What happened to Gaia Online?

Gaia Online is a social networking and forum-based website with an anime theme. The site was launched in February 2003 and was founded by Derek Liu, Long Vo, and Josh Gainsbrugh.  Members of the community are called Gaians and each is represented by a custom avatar that can be used to communicate with others. Users also receive the currency Gaia Platinum as they post in the forum or participate in various other activities and contests. The currency is used to personalize individual avatars, homes, and cars, with members able to exchange real cash for Gaia Platinum if they want access to these perks more quickly.  Just four years after launch, Gaia Online boasted 2 million monthly unique visitors and was one of the most popular social media websites on the internet. Success would relatively short-lived, however, as the platform started to neglect its core user base.


Gaia Online operated an early iteration of a virtual economy. During the initial years of the platform, the Gaia Platinum in-game currency was called Gaia Gold.

The company was cognizant of introducing features that rewarded users with excessive amounts of gold that may cause inflation. It even made a promise to members that it would never allow anyone to purchase the gold with cash since it would cause inflation and give members with greater financial means an advantage on what was a mostly free platform.

When a new CEO and COO was appointed in 2013, Gaia Online ultimately reneged on its promise and introduced a gold generator to increase site revenue. For the small sum of 99 cents, users received a supposedly random amount of gold as a reward – though the amount received was almost always significant. Within just a few days, inflation and then hyperinflation set in with prices in the marketplace increasing many times over. In an attempt to keep up with rising inflation, the Gold Generator continued to run to allow members to afford marketplace items.


In the space of a few short years, items in the marketplace that once sold for thousands of gold were now available for amounts in the billions. Gaia Platinum was then introduced to curb inflation, with 1 Platinum worth 10 million of the original Gaia Gold currency.

Many long-term members left the site in disgust, while others complained to site management who replied with the standard response that they would look into the matter.

Some then began looking into COO Jason Loia, discovering that he was an advocate of gamification and had made a presentation on how to get people addicted to online games. The COO, who was later dubbed “Goldemort”, left the company in December 2016 and the CEO followed suit thereafter.

The return of the co-founder

Gaia Online co-founder Derek Liu then returned to his former position at the company. He removed the gold generator immediately and made a promise to return the platform to some semblance of normality.

In hindsight, the damage had already been done.
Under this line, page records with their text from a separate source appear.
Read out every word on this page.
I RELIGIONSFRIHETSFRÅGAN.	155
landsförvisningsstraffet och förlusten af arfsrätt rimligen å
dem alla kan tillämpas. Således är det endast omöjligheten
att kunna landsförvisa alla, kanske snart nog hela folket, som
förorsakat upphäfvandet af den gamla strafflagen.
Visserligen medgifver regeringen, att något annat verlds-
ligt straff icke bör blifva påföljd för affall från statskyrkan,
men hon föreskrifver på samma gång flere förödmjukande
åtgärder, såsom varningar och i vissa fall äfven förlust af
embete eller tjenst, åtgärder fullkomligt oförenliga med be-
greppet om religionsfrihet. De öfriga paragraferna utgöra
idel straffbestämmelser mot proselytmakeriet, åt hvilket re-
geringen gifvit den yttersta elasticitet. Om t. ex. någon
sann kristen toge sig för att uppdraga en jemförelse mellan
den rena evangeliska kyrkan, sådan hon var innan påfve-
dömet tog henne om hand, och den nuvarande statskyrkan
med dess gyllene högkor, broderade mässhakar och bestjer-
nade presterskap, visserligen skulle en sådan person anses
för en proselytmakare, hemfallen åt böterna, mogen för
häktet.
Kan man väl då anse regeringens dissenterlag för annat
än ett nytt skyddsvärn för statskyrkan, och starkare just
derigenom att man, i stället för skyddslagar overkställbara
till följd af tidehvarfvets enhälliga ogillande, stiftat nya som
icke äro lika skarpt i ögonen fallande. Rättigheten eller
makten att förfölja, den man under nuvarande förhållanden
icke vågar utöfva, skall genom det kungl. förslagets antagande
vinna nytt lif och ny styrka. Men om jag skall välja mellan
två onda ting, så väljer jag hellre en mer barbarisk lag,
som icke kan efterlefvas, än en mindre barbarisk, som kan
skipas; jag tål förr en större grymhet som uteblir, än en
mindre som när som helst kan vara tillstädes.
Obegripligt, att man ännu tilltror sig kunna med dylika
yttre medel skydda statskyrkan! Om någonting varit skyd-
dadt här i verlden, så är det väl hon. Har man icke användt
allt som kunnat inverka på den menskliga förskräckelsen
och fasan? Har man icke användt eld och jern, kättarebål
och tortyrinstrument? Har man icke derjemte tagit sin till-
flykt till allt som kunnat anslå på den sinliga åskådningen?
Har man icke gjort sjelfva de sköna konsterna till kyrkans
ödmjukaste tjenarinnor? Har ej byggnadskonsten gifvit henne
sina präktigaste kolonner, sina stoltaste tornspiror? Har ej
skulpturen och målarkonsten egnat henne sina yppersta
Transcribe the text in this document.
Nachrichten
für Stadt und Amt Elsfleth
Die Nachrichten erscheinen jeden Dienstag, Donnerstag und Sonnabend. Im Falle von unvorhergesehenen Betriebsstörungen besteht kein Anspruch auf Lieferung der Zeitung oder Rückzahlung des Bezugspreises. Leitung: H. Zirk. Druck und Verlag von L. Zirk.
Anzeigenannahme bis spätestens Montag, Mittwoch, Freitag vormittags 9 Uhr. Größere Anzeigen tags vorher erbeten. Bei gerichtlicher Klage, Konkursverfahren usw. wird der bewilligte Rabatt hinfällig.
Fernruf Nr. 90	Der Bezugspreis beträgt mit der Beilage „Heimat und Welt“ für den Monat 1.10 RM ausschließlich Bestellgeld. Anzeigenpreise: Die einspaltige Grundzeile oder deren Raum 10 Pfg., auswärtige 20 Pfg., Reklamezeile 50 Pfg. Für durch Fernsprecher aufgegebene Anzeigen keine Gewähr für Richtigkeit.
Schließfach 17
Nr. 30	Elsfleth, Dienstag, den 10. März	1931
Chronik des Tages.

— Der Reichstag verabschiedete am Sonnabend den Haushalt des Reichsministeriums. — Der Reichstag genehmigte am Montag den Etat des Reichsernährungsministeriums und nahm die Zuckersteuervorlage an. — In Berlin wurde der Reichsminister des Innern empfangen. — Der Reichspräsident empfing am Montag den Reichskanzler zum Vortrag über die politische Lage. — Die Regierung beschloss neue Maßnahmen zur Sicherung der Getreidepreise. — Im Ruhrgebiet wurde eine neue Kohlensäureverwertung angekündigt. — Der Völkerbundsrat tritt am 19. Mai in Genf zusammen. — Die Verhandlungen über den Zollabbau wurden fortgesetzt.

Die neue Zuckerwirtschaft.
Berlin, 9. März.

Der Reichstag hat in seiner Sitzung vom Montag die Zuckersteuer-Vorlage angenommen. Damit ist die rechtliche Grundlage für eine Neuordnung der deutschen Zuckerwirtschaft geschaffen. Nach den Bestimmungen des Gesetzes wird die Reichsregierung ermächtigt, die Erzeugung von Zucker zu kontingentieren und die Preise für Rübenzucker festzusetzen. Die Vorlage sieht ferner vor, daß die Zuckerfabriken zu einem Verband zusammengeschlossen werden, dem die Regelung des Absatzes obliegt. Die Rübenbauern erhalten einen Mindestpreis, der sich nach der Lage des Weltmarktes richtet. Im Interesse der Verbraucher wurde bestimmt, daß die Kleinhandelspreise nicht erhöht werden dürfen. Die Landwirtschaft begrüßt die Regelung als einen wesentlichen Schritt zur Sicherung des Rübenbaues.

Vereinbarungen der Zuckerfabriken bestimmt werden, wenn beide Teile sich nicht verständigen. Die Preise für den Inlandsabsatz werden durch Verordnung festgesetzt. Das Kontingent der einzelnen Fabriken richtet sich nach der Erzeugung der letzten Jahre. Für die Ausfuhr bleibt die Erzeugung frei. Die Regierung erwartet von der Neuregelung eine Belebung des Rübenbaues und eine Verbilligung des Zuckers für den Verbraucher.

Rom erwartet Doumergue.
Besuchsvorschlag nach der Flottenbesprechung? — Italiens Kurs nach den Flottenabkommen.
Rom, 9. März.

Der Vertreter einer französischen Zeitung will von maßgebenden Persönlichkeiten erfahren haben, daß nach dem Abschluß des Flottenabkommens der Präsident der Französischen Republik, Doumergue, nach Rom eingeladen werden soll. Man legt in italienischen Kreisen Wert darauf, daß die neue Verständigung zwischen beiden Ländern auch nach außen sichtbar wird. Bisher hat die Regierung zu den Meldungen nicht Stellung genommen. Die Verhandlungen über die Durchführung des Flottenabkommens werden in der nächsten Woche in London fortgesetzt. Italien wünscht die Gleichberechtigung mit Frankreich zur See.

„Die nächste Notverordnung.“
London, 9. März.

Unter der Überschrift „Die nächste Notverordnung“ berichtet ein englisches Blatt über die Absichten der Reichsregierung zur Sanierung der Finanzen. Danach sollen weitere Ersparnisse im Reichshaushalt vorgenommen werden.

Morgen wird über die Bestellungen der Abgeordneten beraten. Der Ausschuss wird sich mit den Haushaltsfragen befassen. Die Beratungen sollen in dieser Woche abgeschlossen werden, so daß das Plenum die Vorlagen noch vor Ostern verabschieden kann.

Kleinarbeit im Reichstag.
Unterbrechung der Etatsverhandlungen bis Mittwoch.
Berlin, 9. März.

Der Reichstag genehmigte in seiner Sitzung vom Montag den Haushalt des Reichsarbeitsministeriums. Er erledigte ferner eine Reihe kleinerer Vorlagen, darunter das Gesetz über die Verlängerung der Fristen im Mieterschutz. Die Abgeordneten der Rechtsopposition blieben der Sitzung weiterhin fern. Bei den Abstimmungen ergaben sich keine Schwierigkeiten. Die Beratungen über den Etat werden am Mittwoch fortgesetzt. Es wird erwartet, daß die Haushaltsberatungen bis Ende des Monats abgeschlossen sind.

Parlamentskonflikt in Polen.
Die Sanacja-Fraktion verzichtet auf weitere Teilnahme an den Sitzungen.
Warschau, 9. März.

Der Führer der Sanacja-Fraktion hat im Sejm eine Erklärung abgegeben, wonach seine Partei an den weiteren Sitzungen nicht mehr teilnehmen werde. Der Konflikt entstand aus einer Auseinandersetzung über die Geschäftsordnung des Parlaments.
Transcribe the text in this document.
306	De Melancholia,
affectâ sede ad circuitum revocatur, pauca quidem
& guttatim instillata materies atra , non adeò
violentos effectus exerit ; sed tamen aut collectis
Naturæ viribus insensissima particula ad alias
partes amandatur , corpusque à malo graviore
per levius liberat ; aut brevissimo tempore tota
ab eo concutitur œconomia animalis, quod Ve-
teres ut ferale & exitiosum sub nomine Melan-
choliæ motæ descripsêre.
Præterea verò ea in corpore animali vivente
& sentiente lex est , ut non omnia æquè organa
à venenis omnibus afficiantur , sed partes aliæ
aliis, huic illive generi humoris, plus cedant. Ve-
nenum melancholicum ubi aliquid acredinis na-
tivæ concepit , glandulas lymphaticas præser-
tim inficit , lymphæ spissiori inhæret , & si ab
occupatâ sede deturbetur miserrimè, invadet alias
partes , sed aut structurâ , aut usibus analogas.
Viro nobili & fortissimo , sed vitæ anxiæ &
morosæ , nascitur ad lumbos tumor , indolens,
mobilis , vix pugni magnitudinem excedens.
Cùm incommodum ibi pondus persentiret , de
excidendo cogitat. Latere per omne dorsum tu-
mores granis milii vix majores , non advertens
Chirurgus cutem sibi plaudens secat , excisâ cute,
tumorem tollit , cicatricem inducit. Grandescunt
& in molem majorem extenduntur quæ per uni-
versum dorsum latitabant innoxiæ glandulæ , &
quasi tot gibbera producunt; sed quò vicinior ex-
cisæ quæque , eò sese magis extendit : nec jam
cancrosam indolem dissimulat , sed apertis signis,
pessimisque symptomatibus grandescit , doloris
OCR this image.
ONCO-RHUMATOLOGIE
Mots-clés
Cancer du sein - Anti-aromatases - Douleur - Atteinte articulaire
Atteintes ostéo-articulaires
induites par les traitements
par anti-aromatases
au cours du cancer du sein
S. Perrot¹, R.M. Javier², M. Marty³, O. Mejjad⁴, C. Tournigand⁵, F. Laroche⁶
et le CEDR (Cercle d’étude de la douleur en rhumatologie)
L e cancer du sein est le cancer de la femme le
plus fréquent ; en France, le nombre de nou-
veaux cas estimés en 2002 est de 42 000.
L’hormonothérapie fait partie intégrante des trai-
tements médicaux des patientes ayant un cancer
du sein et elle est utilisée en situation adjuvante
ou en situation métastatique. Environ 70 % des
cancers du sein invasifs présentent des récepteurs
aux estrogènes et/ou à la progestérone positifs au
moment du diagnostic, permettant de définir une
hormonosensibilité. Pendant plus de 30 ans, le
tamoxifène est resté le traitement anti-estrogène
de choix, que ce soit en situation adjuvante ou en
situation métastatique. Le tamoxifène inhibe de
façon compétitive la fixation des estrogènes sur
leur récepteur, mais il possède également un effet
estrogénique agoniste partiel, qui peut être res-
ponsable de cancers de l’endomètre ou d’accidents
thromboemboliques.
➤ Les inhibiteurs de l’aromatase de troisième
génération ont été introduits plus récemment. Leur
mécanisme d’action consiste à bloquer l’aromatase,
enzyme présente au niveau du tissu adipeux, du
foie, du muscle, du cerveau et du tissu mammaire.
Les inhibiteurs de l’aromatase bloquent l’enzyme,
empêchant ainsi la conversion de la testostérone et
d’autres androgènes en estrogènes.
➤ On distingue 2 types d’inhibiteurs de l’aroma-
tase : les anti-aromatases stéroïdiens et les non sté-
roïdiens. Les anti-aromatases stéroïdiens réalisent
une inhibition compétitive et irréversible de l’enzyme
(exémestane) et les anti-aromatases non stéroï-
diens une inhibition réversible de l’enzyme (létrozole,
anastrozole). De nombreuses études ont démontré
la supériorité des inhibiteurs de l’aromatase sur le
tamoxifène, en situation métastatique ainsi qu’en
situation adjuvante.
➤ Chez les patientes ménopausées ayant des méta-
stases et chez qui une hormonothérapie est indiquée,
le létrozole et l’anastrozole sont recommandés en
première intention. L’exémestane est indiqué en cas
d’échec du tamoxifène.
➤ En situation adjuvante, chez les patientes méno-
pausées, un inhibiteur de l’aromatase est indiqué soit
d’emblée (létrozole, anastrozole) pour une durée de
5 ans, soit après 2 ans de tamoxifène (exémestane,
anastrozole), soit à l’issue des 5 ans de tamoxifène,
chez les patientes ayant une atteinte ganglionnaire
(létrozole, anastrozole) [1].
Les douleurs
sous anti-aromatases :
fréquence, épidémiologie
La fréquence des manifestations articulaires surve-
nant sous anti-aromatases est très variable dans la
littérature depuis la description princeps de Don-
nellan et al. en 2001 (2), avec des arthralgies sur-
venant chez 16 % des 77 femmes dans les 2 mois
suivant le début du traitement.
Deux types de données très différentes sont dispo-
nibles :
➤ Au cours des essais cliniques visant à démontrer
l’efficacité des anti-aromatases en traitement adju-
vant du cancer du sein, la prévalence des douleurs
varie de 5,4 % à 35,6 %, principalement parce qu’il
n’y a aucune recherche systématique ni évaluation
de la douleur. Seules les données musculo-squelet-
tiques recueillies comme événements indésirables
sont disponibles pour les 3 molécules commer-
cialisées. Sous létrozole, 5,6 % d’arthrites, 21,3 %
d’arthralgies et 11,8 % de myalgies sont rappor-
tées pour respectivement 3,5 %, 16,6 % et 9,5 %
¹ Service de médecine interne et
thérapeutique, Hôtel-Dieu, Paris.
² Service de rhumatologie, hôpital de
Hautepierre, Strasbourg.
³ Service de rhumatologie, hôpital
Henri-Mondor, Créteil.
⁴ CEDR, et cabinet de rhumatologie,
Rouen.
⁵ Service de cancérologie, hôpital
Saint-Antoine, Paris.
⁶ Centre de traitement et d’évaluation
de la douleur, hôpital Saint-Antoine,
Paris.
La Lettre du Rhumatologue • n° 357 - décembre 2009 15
As noted earlier, hyperinflation had caused much of the user base to migrate to other sites such as a Facebook as forums as a form of social communication also started to wane in popularity. What’s more, the previous management had left Liu with almost no money to keep the site operational. 

Gaia Online continues to operate today despite several failed attempts to increase the user base with new games and features. 

Key takeaways:

  • Gaia Online is a social networking and forum-based website with an anime theme. The site was launched in February 2003 and was founded by Derek Liu, Long Vo, and Josh Gainsbrugh.
  • Gaia Online operated an early version of a virtual economy, where in-game currency could be exchanged to customize avatars, homes, and vehicles. The company carefully managed the economy to keep inflation in check, but a change in management saw hyperinflation set in.
  • Gaia Online co-founder Derek Liu returned to his original role in late 2016 with the former CEO and COO leaving the company. While Liu made efforts to reduce inflation and attract users, the platform would never recapture the popularity it enjoyed in the early 2000s.